Acordam em conferência no Pleno da Secção do Contencioso Administrativo do Supremo Tribunal Administrativo:
1. Relatório
1. A “Presidência do Conselho de Ministros (PCM)”, Requerida nos presentes autos de Intimação para proteção de direitos, liberdades e garantias (proposta por A……. e outros), inconformada, veio interpor, para o Pleno da Secção, o presente recurso do Acórdão, proferido em 7/4/2022, pela Secção de Contencioso Administrativo deste Supremo Tribunal Administrativo (cfr. fls 258 e segs. SITAF), o qual, indeferindo reclamação para a Conferência, confirmou despacho da Exma. Juíza Conselheira Relatora, de 4/2/2022 (cfr. fls. 164 SITAF do processo, então com o nº 16/22.6BALSB), que declarara a incompetência, em razão da hierarquia, deste STA, indicando como competente o TAC de Lisboa, para onde ordenou que os autos fossem enviados.
2. A Recorrente “PCM” terminou as suas alegações com as seguintes conclusões (cfr. fls. 258 e segs. SITAF):
«I. Ao decidir que, num processo que tem por objeto a apreciação da validade de normas aprovadas pelo órgão CONSELHO DE MINISTROS, é incompetente em razão da hierarquia a Secção de Contencioso Administrativo do STA, o Acórdão recorrido padece de erro de julgamento.

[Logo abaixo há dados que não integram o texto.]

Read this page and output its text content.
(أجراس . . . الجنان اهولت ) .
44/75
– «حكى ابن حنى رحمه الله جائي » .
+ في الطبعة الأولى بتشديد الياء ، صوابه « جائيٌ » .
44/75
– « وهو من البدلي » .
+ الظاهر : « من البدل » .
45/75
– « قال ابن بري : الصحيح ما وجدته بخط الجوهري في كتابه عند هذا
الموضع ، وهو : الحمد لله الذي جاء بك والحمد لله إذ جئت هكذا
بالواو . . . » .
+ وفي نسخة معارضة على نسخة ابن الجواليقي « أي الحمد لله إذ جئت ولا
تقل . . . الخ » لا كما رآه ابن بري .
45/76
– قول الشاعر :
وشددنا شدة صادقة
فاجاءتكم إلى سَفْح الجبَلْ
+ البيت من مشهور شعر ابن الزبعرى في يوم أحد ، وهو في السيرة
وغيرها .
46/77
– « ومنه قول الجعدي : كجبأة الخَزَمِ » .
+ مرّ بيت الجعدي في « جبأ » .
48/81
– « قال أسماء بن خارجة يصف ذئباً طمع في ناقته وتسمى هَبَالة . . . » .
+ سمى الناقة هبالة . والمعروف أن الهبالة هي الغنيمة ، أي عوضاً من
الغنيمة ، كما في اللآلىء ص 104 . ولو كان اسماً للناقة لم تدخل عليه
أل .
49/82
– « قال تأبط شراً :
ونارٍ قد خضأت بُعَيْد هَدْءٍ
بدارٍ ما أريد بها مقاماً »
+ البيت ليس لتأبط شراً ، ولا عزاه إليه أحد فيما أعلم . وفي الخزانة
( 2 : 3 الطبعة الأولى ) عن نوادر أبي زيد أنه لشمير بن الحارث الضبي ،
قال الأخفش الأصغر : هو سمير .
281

II. Isto porque, nos termos do artigo 24.º/1, a), iii), é efetivamente a Secção de Contencioso Administrativo do STA a competente para, em primeira instância, conhecer “dos processos em matéria administrativa relativos a ações ou omissões [do] Conselho de Ministros”.
III. Questão que não se confunde, mas que com o devido respeito o Acórdão recorrido confunde, com a de saber quem deve ser demandado nesse tipo de processos - ou seja, a questão da legitimidade processual passiva.

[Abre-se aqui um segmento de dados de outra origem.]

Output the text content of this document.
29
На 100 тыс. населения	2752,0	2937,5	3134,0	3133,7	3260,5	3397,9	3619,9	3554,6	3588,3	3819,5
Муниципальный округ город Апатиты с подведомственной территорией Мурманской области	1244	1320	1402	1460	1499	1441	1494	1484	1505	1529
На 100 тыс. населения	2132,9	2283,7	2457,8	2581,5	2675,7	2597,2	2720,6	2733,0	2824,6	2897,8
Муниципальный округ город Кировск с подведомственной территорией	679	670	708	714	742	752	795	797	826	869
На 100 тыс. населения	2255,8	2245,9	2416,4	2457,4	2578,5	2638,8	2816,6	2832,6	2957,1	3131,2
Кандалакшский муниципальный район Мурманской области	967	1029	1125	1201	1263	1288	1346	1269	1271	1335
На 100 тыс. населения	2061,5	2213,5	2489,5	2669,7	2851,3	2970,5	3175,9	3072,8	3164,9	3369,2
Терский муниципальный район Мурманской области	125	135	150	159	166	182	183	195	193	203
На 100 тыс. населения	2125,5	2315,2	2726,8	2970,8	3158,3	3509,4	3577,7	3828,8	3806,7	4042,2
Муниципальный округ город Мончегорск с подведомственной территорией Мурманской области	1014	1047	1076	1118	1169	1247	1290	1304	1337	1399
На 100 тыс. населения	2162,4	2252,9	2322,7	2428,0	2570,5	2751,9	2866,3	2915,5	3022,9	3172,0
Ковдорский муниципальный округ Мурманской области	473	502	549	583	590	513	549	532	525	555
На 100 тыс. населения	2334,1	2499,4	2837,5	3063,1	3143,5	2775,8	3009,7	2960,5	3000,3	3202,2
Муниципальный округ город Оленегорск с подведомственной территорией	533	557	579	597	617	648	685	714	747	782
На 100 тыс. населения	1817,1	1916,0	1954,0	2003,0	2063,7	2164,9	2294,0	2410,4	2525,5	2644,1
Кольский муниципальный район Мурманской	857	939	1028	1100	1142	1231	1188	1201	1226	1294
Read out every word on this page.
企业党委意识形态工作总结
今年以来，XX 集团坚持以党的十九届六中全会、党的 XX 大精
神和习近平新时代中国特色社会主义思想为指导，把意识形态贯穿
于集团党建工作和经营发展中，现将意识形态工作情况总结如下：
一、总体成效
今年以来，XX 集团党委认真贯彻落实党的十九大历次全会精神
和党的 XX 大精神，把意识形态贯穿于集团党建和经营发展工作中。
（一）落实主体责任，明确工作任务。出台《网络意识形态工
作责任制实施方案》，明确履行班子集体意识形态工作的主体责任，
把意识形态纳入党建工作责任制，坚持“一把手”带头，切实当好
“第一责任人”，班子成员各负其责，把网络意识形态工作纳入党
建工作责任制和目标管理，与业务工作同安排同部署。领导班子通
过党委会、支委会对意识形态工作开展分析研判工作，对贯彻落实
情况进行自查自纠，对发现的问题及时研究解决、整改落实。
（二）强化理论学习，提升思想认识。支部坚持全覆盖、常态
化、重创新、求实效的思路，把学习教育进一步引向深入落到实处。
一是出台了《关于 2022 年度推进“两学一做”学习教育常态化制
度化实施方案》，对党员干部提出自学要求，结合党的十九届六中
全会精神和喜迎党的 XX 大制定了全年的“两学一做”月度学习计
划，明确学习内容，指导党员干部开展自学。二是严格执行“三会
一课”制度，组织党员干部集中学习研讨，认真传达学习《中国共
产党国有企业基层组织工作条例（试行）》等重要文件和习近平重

IV. Pois que, quanto a esse aspeto, a lei também é clara: nos termos do artigo 10.º/2 do CPTA, só são (em geral) detentores de legitimidade processual passiva, no caso da pessoa coletiva Estado, os Ministérios.

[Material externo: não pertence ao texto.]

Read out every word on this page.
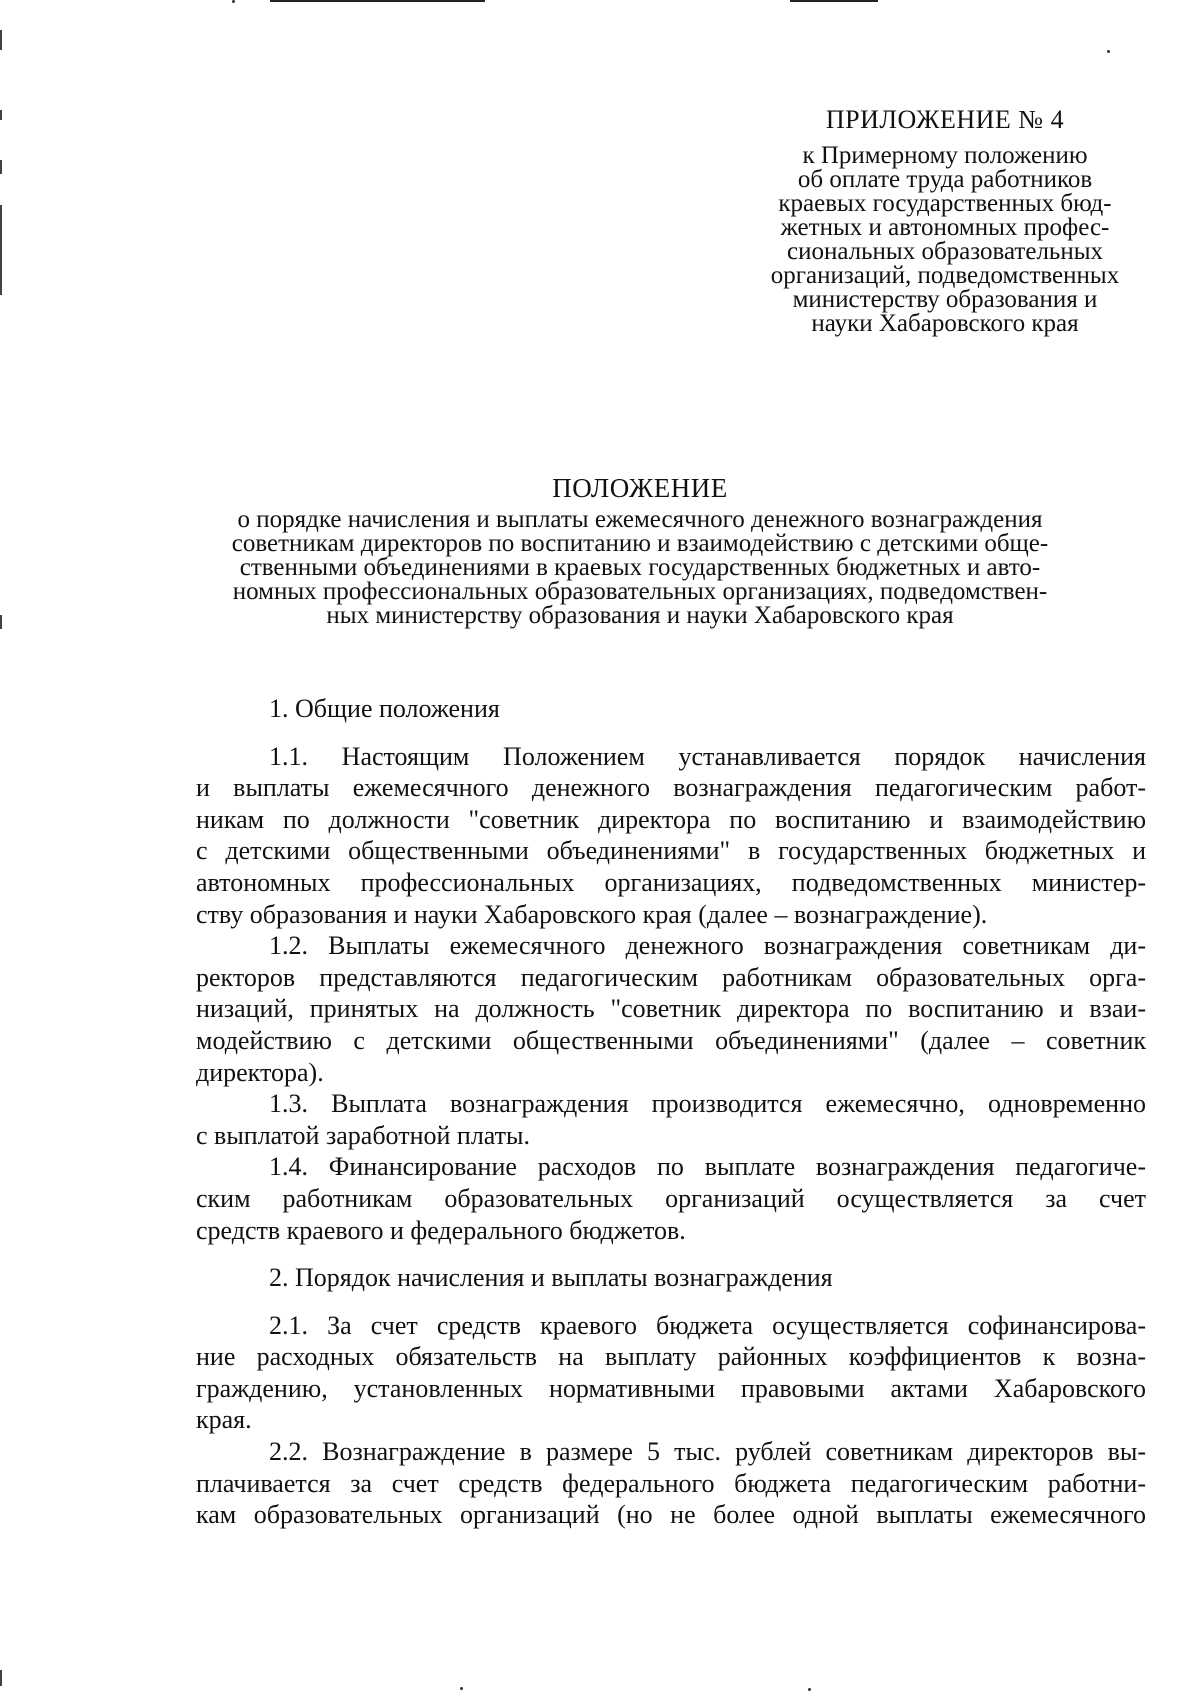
ПРИЛОЖЕНИЕ № 4
к Примерному положению
об оплате труда работников
краевых государственных бюд-
жетных и автономных профес-
сиональных образовательных
организаций, подведомственных
министерству образования и
науки Хабаровского края
ПОЛОЖЕНИЕ
о порядке начисления и выплаты ежемесячного денежного вознаграждения
советникам директоров по воспитанию и взаимодействию с детскими обще-
ственными объединениями в краевых государственных бюджетных и авто-
номных профессиональных образовательных организациях, подведомствен-
ных министерству образования и науки Хабаровского края
1. Общие положения
1.1. Настоящим Положением устанавливается порядок начисления
и выплаты ежемесячного денежного вознаграждения педагогическим работ-
никам по должности "советник директора по воспитанию и взаимодействию
с детскими общественными объединениями" в государственных бюджетных и
автономных профессиональных организациях, подведомственных министер-
ству образования и науки Хабаровского края (далее – вознаграждение).
1.2. Выплаты ежемесячного денежного вознаграждения советникам ди-
ректоров представляются педагогическим работникам образовательных орга-
низаций, принятых на должность "советник директора по воспитанию и взаи-
модействию с детскими общественными объединениями" (далее – советник
директора).
1.3. Выплата вознаграждения производится ежемесячно, одновременно
с выплатой заработной платы.
1.4. Финансирование расходов по выплате вознаграждения педагогиче-
ским работникам образовательных организаций осуществляется за счет
средств краевого и федерального бюджетов.
2. Порядок начисления и выплаты вознаграждения
2.1. За счет средств краевого бюджета осуществляется софинансирова-
ние расходных обязательств на выплату районных коэффициентов к возна-
граждению, установленных нормативными правовыми актами Хабаровского
края.
2.2. Вознаграждение в размере 5 тыс. рублей советникам директоров вы-
плачивается за счет средств федерального бюджета педагогическим работни-
кам образовательных организаций (но не более одной выплаты ежемесячного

V. Ora, como se reconhece aliás no Acórdão recorrido, “a Presidência do Conselho de Ministros tem natureza análoga a um Ministério”; donde, e tendo em vista o disposto no artigo 13.º da «Lei Orgânica» do XXII Governo Constitucional, é este Ministério o centro de imputação relevante, para efeitos de legitimidade processual passiva, dos processos respeitantes a atos ou omissões do órgão CONSELHO DE MINISTROS - sendo esse, manifestamente, o caso dos presentes autos.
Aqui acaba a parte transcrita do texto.